Mostly at the time it was in the world around us and I don’t recall being all that happy about all the other crap that came with it. Constant brink of war sf a sort that it’s better not to remember. Knowing when you turned 18 you’d have the draft hanging over your head. And a lot of bullying everywhere you turned.

If you worked doing farm work the farmers and ranchers who hired you felt a moral obligation to shout and verbally abuse the workers anytime they got within earshot. Construction jobs? You’ve never seen bullying and abuse that could compete with a construction foreman. It was there on the school playgrounds, on the streets, anywhere people happened to be.

And mostly nobody much said a word. It just went with being alive.

Our little farm was just across the railroad tracks on the ‘Mexican’ side of town. When I was in the first and second grade I walked home from school the same way several ‘Mexican’ kids walked. I was smaller than them, anglo, and outnumbered. They started just by yelling insults, but gradually it worked up they’d chase me with sticks or throwing rocks at me.

There came a day I was running home just in front of them, arrived with my mother on the front porch. They gathered on the dirt road in front of the house, still shouting and throwing rocks.

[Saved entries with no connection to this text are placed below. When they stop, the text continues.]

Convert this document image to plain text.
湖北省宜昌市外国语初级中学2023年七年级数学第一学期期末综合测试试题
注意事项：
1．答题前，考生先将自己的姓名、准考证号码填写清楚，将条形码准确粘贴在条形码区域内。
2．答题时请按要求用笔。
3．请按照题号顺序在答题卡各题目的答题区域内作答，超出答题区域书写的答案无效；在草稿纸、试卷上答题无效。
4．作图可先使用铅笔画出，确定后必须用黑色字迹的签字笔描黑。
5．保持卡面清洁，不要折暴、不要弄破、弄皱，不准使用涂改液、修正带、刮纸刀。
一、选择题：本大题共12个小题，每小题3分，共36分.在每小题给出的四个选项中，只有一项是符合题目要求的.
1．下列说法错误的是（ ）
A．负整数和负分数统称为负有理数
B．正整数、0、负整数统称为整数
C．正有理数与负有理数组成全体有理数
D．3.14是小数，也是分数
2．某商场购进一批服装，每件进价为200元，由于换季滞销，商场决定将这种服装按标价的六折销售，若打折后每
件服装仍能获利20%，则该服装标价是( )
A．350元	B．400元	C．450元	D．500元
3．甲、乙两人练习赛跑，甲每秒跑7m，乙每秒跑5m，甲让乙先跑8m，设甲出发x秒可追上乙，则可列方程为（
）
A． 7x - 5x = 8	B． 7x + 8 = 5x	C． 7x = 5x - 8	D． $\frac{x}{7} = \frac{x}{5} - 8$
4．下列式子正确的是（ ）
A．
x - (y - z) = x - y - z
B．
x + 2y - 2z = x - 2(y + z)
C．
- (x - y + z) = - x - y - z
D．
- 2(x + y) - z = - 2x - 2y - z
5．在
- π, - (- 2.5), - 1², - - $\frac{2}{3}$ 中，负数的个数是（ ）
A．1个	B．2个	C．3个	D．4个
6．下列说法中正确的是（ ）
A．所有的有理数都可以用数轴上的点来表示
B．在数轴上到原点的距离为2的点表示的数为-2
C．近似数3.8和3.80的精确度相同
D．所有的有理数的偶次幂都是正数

“Get out of here you little Mescin bastards!” She ran down off the porch waving the broom. “I’ll twist your heads off and shove them up your butts!” She never got close to catching them, but they were off.

Then she came back where I was waiting on the porch and smacked me upside the head with the broom so hard it broke the handle. Grabbed me by the collar and proceeded to beat my backside with the handle fragment. “If I ever see you running away from a fight again you’d better not set foot in this house!”

When my step-dad got home she told him, and it was off to the back porch with his belt. But at least he followed that up a bit later by teaching me to fight.

I don’t know what these kids today are going to have to feel nostalgia about. Maybe some of them will have similar memories or they’ll just remember all the computer games and hum rap music to themselves and smile.

But you can almost bet when they reach 50 or so they’ll be rallying around the flag and trying to elect candidates who promise to make America great again. The way it is today.

Old Jules

Worth losing Medicare and Social Security to Make America Great?

the american way
I confess I don’t understand the logic, but around here eavesdropping on conversations between folks of SS pension age, they think losing their SS pension is going to be just ducky.

Not to say they’re mentioning Social Security, or Medicare, or Medicaid. But they’re obviously receiving it, and they’re tickled pea green with the politicians who have every intention of taking away that part of their livelihood.

They love this man in the White House now and considered the State of the Union message ‘inspirational’. Not one dissenting comment I’ve overheard yet.

Well, heck. As a man who relies on Social Security for my only source of income, and on Medicare for a substantial piece of my medications, I’d just like to say, I don’t think America is likely to become great by causing greater hardship for anyone at all in the population. And I’m a bit appalled to see so many people expressing their glee that a bunch of wealthy politicians of both parties are going forward with deliberate plans to do precisely that.

Fact is, if there was ever anything to admire about this country it was the claim that as a people we wanted to make life better for everyone among us.

And in my opinion only human scum would take any joy out of trying to make it worse for any of us.